BEIJING — China’s manufacturing slowed further in July as Beijing cooled an overheated economy and demand for exports weakened amid Europe’s debt crisis and sluggish U.S. growth, two surveys showed Monday.

China has been a bright spot amid global economic gloom. The slowdown could have repercussions for other countries that are looking to its giant manufacturing industries to drive demand for iron ore, factory machinery and other goods.

The HSBC purchasing managers’ index fell to its lowest level in 16 months and showed manufacturing activity contracting. A survey by an industry group, the China Federation of Logistics and Purchasing, showed activity expanding but only slightly.

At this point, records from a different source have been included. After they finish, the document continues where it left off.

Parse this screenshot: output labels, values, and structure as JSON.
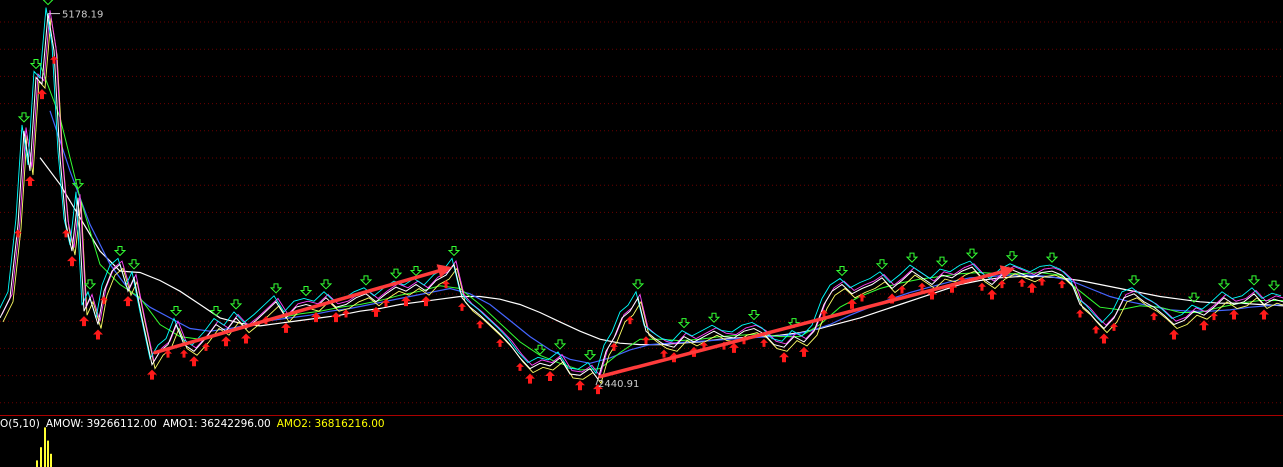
{
  "chart_data": {
    "type": "line",
    "annotations": {
      "high_label": "5178.19",
      "low_label": "2440.91"
    },
    "y_range": [
      2300,
      5250
    ],
    "grid": true,
    "series_colors": {
      "price": "#ffffff",
      "ma_white": "#ffffff",
      "ma_yellow": "#ffff66",
      "ma_green": "#33ff33",
      "ma_blue": "#4466ff",
      "ma_magenta": "#ff44ff",
      "ma_cyan": "#00ffff"
    },
    "price": [
      [
        0,
        2900
      ],
      [
        10,
        3050
      ],
      [
        18,
        3600
      ],
      [
        24,
        4300
      ],
      [
        30,
        4000
      ],
      [
        36,
        4700
      ],
      [
        42,
        4650
      ],
      [
        48,
        5178.19
      ],
      [
        54,
        4900
      ],
      [
        60,
        4100
      ],
      [
        66,
        3600
      ],
      [
        72,
        3400
      ],
      [
        78,
        3800
      ],
      [
        84,
        2950
      ],
      [
        90,
        3050
      ],
      [
        98,
        2850
      ],
      [
        104,
        3100
      ],
      [
        112,
        3250
      ],
      [
        120,
        3300
      ],
      [
        128,
        3100
      ],
      [
        134,
        3200
      ],
      [
        142,
        2900
      ],
      [
        152,
        2550
      ],
      [
        160,
        2650
      ],
      [
        168,
        2700
      ],
      [
        176,
        2850
      ],
      [
        184,
        2700
      ],
      [
        194,
        2650
      ],
      [
        206,
        2750
      ],
      [
        216,
        2850
      ],
      [
        226,
        2800
      ],
      [
        236,
        2900
      ],
      [
        246,
        2820
      ],
      [
        256,
        2880
      ],
      [
        266,
        2950
      ],
      [
        276,
        3020
      ],
      [
        286,
        2900
      ],
      [
        296,
        2980
      ],
      [
        306,
        3000
      ],
      [
        316,
        2980
      ],
      [
        326,
        3050
      ],
      [
        336,
        2980
      ],
      [
        346,
        3000
      ],
      [
        356,
        3050
      ],
      [
        366,
        3080
      ],
      [
        376,
        3020
      ],
      [
        386,
        3080
      ],
      [
        396,
        3130
      ],
      [
        406,
        3100
      ],
      [
        416,
        3150
      ],
      [
        426,
        3100
      ],
      [
        436,
        3180
      ],
      [
        446,
        3220
      ],
      [
        454,
        3300
      ],
      [
        462,
        3050
      ],
      [
        470,
        2980
      ],
      [
        480,
        2920
      ],
      [
        490,
        2850
      ],
      [
        500,
        2780
      ],
      [
        510,
        2700
      ],
      [
        520,
        2600
      ],
      [
        530,
        2520
      ],
      [
        540,
        2560
      ],
      [
        550,
        2540
      ],
      [
        560,
        2600
      ],
      [
        570,
        2480
      ],
      [
        580,
        2470
      ],
      [
        590,
        2520
      ],
      [
        598,
        2440.91
      ],
      [
        606,
        2650
      ],
      [
        614,
        2750
      ],
      [
        622,
        2900
      ],
      [
        630,
        2950
      ],
      [
        638,
        3050
      ],
      [
        646,
        2800
      ],
      [
        654,
        2750
      ],
      [
        664,
        2700
      ],
      [
        674,
        2680
      ],
      [
        684,
        2760
      ],
      [
        694,
        2720
      ],
      [
        704,
        2760
      ],
      [
        714,
        2800
      ],
      [
        724,
        2760
      ],
      [
        734,
        2750
      ],
      [
        744,
        2800
      ],
      [
        754,
        2820
      ],
      [
        764,
        2780
      ],
      [
        774,
        2700
      ],
      [
        784,
        2680
      ],
      [
        794,
        2760
      ],
      [
        804,
        2720
      ],
      [
        814,
        2800
      ],
      [
        824,
        3000
      ],
      [
        832,
        3100
      ],
      [
        842,
        3150
      ],
      [
        852,
        3080
      ],
      [
        862,
        3120
      ],
      [
        872,
        3150
      ],
      [
        882,
        3200
      ],
      [
        892,
        3120
      ],
      [
        902,
        3180
      ],
      [
        912,
        3250
      ],
      [
        922,
        3200
      ],
      [
        932,
        3150
      ],
      [
        942,
        3220
      ],
      [
        952,
        3200
      ],
      [
        962,
        3250
      ],
      [
        972,
        3280
      ],
      [
        982,
        3200
      ],
      [
        992,
        3150
      ],
      [
        1002,
        3220
      ],
      [
        1012,
        3260
      ],
      [
        1022,
        3230
      ],
      [
        1032,
        3200
      ],
      [
        1042,
        3240
      ],
      [
        1052,
        3250
      ],
      [
        1062,
        3220
      ],
      [
        1072,
        3150
      ],
      [
        1080,
        3000
      ],
      [
        1088,
        2950
      ],
      [
        1096,
        2880
      ],
      [
        1104,
        2820
      ],
      [
        1114,
        2900
      ],
      [
        1124,
        3050
      ],
      [
        1134,
        3080
      ],
      [
        1144,
        3020
      ],
      [
        1154,
        2980
      ],
      [
        1164,
        2920
      ],
      [
        1174,
        2850
      ],
      [
        1184,
        2880
      ],
      [
        1194,
        2950
      ],
      [
        1204,
        2920
      ],
      [
        1214,
        2980
      ],
      [
        1224,
        3050
      ],
      [
        1234,
        3000
      ],
      [
        1244,
        3020
      ],
      [
        1254,
        3080
      ],
      [
        1264,
        3000
      ],
      [
        1274,
        3040
      ],
      [
        1283,
        3020
      ]
    ],
    "ma_white": [
      [
        40,
        4100
      ],
      [
        60,
        3900
      ],
      [
        80,
        3650
      ],
      [
        100,
        3400
      ],
      [
        120,
        3250
      ],
      [
        140,
        3240
      ],
      [
        160,
        3180
      ],
      [
        180,
        3100
      ],
      [
        200,
        3000
      ],
      [
        220,
        2900
      ],
      [
        240,
        2860
      ],
      [
        260,
        2840
      ],
      [
        280,
        2860
      ],
      [
        300,
        2880
      ],
      [
        320,
        2900
      ],
      [
        340,
        2920
      ],
      [
        360,
        2950
      ],
      [
        380,
        2970
      ],
      [
        400,
        3000
      ],
      [
        420,
        3020
      ],
      [
        440,
        3040
      ],
      [
        460,
        3060
      ],
      [
        480,
        3060
      ],
      [
        500,
        3040
      ],
      [
        520,
        3000
      ],
      [
        540,
        2940
      ],
      [
        560,
        2870
      ],
      [
        580,
        2800
      ],
      [
        600,
        2740
      ],
      [
        620,
        2710
      ],
      [
        640,
        2700
      ],
      [
        660,
        2700
      ],
      [
        680,
        2710
      ],
      [
        700,
        2720
      ],
      [
        720,
        2740
      ],
      [
        740,
        2750
      ],
      [
        760,
        2760
      ],
      [
        780,
        2770
      ],
      [
        800,
        2790
      ],
      [
        820,
        2820
      ],
      [
        840,
        2860
      ],
      [
        860,
        2900
      ],
      [
        880,
        2950
      ],
      [
        900,
        3000
      ],
      [
        920,
        3050
      ],
      [
        940,
        3100
      ],
      [
        960,
        3150
      ],
      [
        980,
        3180
      ],
      [
        1000,
        3200
      ],
      [
        1020,
        3210
      ],
      [
        1040,
        3210
      ],
      [
        1060,
        3200
      ],
      [
        1080,
        3180
      ],
      [
        1100,
        3150
      ],
      [
        1120,
        3120
      ],
      [
        1140,
        3090
      ],
      [
        1160,
        3060
      ],
      [
        1180,
        3040
      ],
      [
        1200,
        3020
      ],
      [
        1220,
        3010
      ],
      [
        1240,
        3010
      ],
      [
        1260,
        3000
      ],
      [
        1283,
        2990
      ]
    ],
    "ma_blue": [
      [
        50,
        4450
      ],
      [
        70,
        4000
      ],
      [
        90,
        3600
      ],
      [
        110,
        3300
      ],
      [
        130,
        3100
      ],
      [
        150,
        2980
      ],
      [
        170,
        2900
      ],
      [
        190,
        2820
      ],
      [
        210,
        2800
      ],
      [
        230,
        2820
      ],
      [
        250,
        2850
      ],
      [
        270,
        2880
      ],
      [
        290,
        2900
      ],
      [
        310,
        2920
      ],
      [
        330,
        2950
      ],
      [
        350,
        2970
      ],
      [
        370,
        3000
      ],
      [
        390,
        3030
      ],
      [
        410,
        3060
      ],
      [
        430,
        3090
      ],
      [
        450,
        3120
      ],
      [
        470,
        3080
      ],
      [
        490,
        3000
      ],
      [
        510,
        2880
      ],
      [
        530,
        2760
      ],
      [
        550,
        2660
      ],
      [
        570,
        2590
      ],
      [
        590,
        2560
      ],
      [
        610,
        2600
      ],
      [
        630,
        2660
      ],
      [
        650,
        2700
      ],
      [
        670,
        2710
      ],
      [
        690,
        2720
      ],
      [
        710,
        2730
      ],
      [
        730,
        2740
      ],
      [
        750,
        2750
      ],
      [
        770,
        2760
      ],
      [
        790,
        2770
      ],
      [
        810,
        2800
      ],
      [
        830,
        2850
      ],
      [
        850,
        2920
      ],
      [
        870,
        2980
      ],
      [
        890,
        3040
      ],
      [
        910,
        3090
      ],
      [
        930,
        3130
      ],
      [
        950,
        3170
      ],
      [
        970,
        3200
      ],
      [
        990,
        3210
      ],
      [
        1010,
        3220
      ],
      [
        1030,
        3220
      ],
      [
        1050,
        3210
      ],
      [
        1070,
        3180
      ],
      [
        1090,
        3120
      ],
      [
        1110,
        3060
      ],
      [
        1130,
        3020
      ],
      [
        1150,
        2990
      ],
      [
        1170,
        2960
      ],
      [
        1190,
        2950
      ],
      [
        1210,
        2950
      ],
      [
        1230,
        2960
      ],
      [
        1250,
        2980
      ],
      [
        1283,
        3000
      ]
    ],
    "ma_green": [
      [
        40,
        4800
      ],
      [
        60,
        4400
      ],
      [
        80,
        3800
      ],
      [
        100,
        3300
      ],
      [
        120,
        3150
      ],
      [
        140,
        3050
      ],
      [
        160,
        2850
      ],
      [
        180,
        2760
      ],
      [
        200,
        2740
      ],
      [
        220,
        2780
      ],
      [
        240,
        2830
      ],
      [
        260,
        2870
      ],
      [
        280,
        2900
      ],
      [
        300,
        2930
      ],
      [
        320,
        2950
      ],
      [
        340,
        2980
      ],
      [
        360,
        3000
      ],
      [
        380,
        3030
      ],
      [
        400,
        3070
      ],
      [
        420,
        3100
      ],
      [
        440,
        3140
      ],
      [
        460,
        3120
      ],
      [
        480,
        3000
      ],
      [
        500,
        2860
      ],
      [
        520,
        2720
      ],
      [
        540,
        2620
      ],
      [
        560,
        2560
      ],
      [
        580,
        2510
      ],
      [
        600,
        2520
      ],
      [
        620,
        2640
      ],
      [
        640,
        2740
      ],
      [
        660,
        2740
      ],
      [
        680,
        2730
      ],
      [
        700,
        2740
      ],
      [
        720,
        2760
      ],
      [
        740,
        2770
      ],
      [
        760,
        2780
      ],
      [
        780,
        2760
      ],
      [
        800,
        2760
      ],
      [
        820,
        2850
      ],
      [
        840,
        2980
      ],
      [
        860,
        3060
      ],
      [
        880,
        3120
      ],
      [
        900,
        3160
      ],
      [
        920,
        3190
      ],
      [
        940,
        3210
      ],
      [
        960,
        3230
      ],
      [
        980,
        3240
      ],
      [
        1000,
        3230
      ],
      [
        1020,
        3230
      ],
      [
        1040,
        3240
      ],
      [
        1060,
        3220
      ],
      [
        1080,
        3100
      ],
      [
        1100,
        2980
      ],
      [
        1120,
        2960
      ],
      [
        1140,
        2990
      ],
      [
        1160,
        2980
      ],
      [
        1180,
        2940
      ],
      [
        1200,
        2940
      ],
      [
        1220,
        2980
      ],
      [
        1240,
        3010
      ],
      [
        1260,
        3030
      ],
      [
        1283,
        3030
      ]
    ],
    "arrows": [
      {
        "from": [
          155,
          2640
        ],
        "to": [
          452,
          3280
        ]
      },
      {
        "from": [
          600,
          2460
        ],
        "to": [
          1015,
          3270
        ]
      }
    ]
  },
  "indicator_bar": {
    "prefix": "O(5,10)",
    "amow_label": "AMOW:",
    "amow_value": "39266112.00",
    "amo1_label": "AMO1:",
    "amo1_value": "36242296.00",
    "amo2_label": "AMO2:",
    "amo2_value": "36816216.00",
    "colors": {
      "amow": "#ffffff",
      "amo1": "#ffffff",
      "amo2": "#ffff00",
      "prefix": "#ffffff"
    }
  },
  "volume_preview": [
    [
      36,
      3
    ],
    [
      40,
      9
    ],
    [
      44,
      18
    ],
    [
      47,
      12
    ],
    [
      50,
      6
    ]
  ]
}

Chinese industrial production has slowed following repeated interest rate increases and other curbs as the government tries to slow rapid economic growth and cool inflation that surged to a three-year high of 6.4 percent in June.

HSBC said its PMI fell to 49.3 from June’s 50.1 on a 100-point scale; numbers below 50 show activity contracting. It was the lowest level since March 2009.

New export orders, one component of the index, fell for a third straight month.

“This has confirmed the slowing growth momentum of the manufacturing sector against the backdrop of sustained tightening and lackluster external demand,” HSBC economist Qu Hongbin said.

However, Qu said activity still was strong enough that Beijing can tighten monetary policy further in the current quarter to cool inflation.

The Chinese logistics group said its PMI fell to 50.7 from June’s 50.9, also on a 100-point scale.The slowdown could affect other countries looking to China to drive demand.